<洞窟教会-サンミケーレ・アルカンジェロ教会>
プーリア州の北部、アドリア海にこぶのように突き出たガルガノ半島の南部に位置するモンテ・サンタンジェロは、天然カルストから成る岩山の高みに広がる小さな町。831メートルの標高からは、眼下に広がるアドリア海の眺望を楽しむことが出来るほか、周囲の森には樹齢数世紀の木々が生茂り、雄大な自然を間近に感じることが出来ます。
岩山全体に天然の洞穴や洞窟が多く、特にその自然造形を利用したサンミケーレ・アルカンジェロ教会は、町の歴史と深い関わりを持ち、かつ、カトリック教徒にとっては、聖地の一つと位置づけられるほど神聖な場として、毎日多くの信者達が礼拝に訪れます。
この町は、5世紀の終わりから6世紀初頭にかけて、東洋を横断してきたアルカンジェロ・ミケーレの出現により生まれたという伝説があります。
彼はこの地を、自身の「地上の拠点」として運命づけ、天から舞い降り、その証として、天然洞窟からなるサンミケーレ・アルカンジェロ教会が誕生しました。そこを中心に、住居群が建ち並び、町を形成し、神秘と芸術に溢れる新開地として発展を遂げていきました。
天の使い…サンミケーレ(聖ミケーレ・アルカンジェロ)の最初の出現は、490年5月8日に遡り、続いて492年、493年、最後はペストが大流行した1656年の計4回で、洞窟教会の誕生を含め、彼の出現によって起こった奇跡は、常にこの町を救済し発展へと導いてきました。
その事がきっかけとなり、西洋にサンミケーレ崇拝が広まり、神聖なる山はその流布の中心となりました。
町の名前「モンテ・サンタンジェロ」は、かつてこの場所を、天使の山(monte dell’ Angelo:モンテ・デッランジェロ)、アルカンジェロの町(citta’ dell’ Arcangelo:チッタ・デッラルカンジェロ)と呼んでいた事に由来します。
この教会でまず目に付くのは、敷地内を入ってすぐ右手にある、八角柱の高い鐘楼です。

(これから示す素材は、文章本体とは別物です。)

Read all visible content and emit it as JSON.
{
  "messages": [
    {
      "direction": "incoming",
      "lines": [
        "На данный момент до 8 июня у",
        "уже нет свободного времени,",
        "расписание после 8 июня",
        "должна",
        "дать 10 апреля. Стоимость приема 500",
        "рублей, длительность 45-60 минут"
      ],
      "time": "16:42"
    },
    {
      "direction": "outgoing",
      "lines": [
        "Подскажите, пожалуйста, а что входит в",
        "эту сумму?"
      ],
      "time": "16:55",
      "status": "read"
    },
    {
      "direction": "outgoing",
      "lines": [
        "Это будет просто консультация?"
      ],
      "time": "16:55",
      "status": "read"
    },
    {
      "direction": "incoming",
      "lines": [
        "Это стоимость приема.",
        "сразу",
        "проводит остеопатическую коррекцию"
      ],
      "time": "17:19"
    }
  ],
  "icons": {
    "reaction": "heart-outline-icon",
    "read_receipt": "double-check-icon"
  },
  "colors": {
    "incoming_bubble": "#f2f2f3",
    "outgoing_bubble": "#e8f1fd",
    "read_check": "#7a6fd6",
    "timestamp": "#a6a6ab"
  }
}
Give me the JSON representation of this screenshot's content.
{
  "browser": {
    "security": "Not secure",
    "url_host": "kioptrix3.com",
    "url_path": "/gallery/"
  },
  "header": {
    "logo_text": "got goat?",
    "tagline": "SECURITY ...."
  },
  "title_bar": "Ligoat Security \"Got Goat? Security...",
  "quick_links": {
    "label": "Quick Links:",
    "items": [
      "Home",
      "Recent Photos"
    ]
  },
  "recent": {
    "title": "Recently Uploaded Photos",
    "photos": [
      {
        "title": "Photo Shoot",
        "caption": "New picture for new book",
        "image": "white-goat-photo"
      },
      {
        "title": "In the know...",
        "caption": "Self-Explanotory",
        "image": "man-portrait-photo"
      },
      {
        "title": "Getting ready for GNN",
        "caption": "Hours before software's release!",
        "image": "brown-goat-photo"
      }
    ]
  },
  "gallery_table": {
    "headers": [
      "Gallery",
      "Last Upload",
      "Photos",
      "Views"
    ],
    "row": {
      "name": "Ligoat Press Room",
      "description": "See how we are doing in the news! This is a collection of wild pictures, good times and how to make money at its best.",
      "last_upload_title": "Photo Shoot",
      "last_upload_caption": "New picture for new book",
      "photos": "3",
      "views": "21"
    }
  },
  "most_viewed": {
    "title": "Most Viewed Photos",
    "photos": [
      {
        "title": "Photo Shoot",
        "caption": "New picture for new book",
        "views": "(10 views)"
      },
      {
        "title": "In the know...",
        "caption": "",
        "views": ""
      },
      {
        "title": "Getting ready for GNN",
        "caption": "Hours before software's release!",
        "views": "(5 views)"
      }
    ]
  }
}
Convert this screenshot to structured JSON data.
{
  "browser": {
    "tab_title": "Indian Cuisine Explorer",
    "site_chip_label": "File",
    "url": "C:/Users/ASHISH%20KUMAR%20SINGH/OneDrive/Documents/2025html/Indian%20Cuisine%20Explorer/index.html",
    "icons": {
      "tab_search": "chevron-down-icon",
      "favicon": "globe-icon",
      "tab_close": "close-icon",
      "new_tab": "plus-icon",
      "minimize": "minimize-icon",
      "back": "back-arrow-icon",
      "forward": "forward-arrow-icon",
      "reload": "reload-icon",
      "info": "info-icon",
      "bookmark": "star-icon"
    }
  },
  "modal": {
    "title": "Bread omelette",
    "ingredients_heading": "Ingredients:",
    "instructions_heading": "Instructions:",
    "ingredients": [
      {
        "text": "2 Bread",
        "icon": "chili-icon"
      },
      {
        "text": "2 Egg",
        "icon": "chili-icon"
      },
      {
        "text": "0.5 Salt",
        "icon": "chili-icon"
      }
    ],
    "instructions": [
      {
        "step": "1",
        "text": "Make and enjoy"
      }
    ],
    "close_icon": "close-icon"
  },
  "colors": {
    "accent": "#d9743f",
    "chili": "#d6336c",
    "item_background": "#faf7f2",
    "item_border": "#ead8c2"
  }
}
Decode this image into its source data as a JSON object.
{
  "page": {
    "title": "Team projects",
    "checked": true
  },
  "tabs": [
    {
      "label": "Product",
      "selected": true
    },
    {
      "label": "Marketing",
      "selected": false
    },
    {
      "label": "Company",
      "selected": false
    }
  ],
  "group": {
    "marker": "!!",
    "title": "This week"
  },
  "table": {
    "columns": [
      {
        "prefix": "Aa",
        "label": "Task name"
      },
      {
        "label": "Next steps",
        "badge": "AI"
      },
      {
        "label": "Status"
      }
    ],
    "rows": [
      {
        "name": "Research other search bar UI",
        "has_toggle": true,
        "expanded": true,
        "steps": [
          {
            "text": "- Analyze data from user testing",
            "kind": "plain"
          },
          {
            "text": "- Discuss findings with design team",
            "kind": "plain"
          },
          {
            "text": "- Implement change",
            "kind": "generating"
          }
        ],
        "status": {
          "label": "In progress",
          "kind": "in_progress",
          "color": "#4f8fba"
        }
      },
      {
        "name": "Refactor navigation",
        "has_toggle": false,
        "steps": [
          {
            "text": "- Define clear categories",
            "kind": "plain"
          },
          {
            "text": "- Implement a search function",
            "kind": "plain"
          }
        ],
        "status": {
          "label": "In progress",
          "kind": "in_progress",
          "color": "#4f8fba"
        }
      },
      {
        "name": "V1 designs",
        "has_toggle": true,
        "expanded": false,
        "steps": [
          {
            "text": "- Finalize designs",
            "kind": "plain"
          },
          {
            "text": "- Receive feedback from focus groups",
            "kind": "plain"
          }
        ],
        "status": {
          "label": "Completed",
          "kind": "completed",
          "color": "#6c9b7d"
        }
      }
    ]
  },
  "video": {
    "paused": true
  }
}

1274年にカステル・デル・モンテの塔をモデルとして、同じ比率で作られたというこの鐘楼は、教会のシンボルであると共に、町のシンボルにもなっています。
教会の正面は、大きな2つのアーチと、それを見守るサンミケーレ・アルカンジェロが特徴的です。サンミケーレ・アルカンジェロは「戦う天使」の象徴とされ、天使の羽を持ち武器を持って戦う姿が描かれています。
右のアーチの突き当たりにある扉を入ると、中はキリストを抱く聖母の肖像を背景に中央祭壇が設けられているごく普通の教会です。
そして、左のアーチの奥に、肝心の洞窟教会へと続く扉があります。扉の奥には長い下り階段があり、そこから先は、写真撮影も禁じられています。
階段を下りきった所に、少し広い空間があり、その左側の扉の中が洞窟教会です。
天井から壁まで、天然洞窟の地肌が剥き出しになった空間の奥に、大祭壇が設けてあります。洞窟の景観を崩さずに作られた祭壇は、シンプルで決して派手さは感じませんが、荘厳なイメージを与えています。
その脇の小さな祭壇の裏側に、大理石で作られた高さ50センチほどの小さなサンミケーレ・アルカンジェロの像が奉られています。
天然岩に囲まれた教会の中は、とても静かで私語も禁じられています。時々ざわついてくると係員が入ってきて「静かにっ!!」と一喝していきます。
この教会は、まさに信者の為の祈りの教会のようです。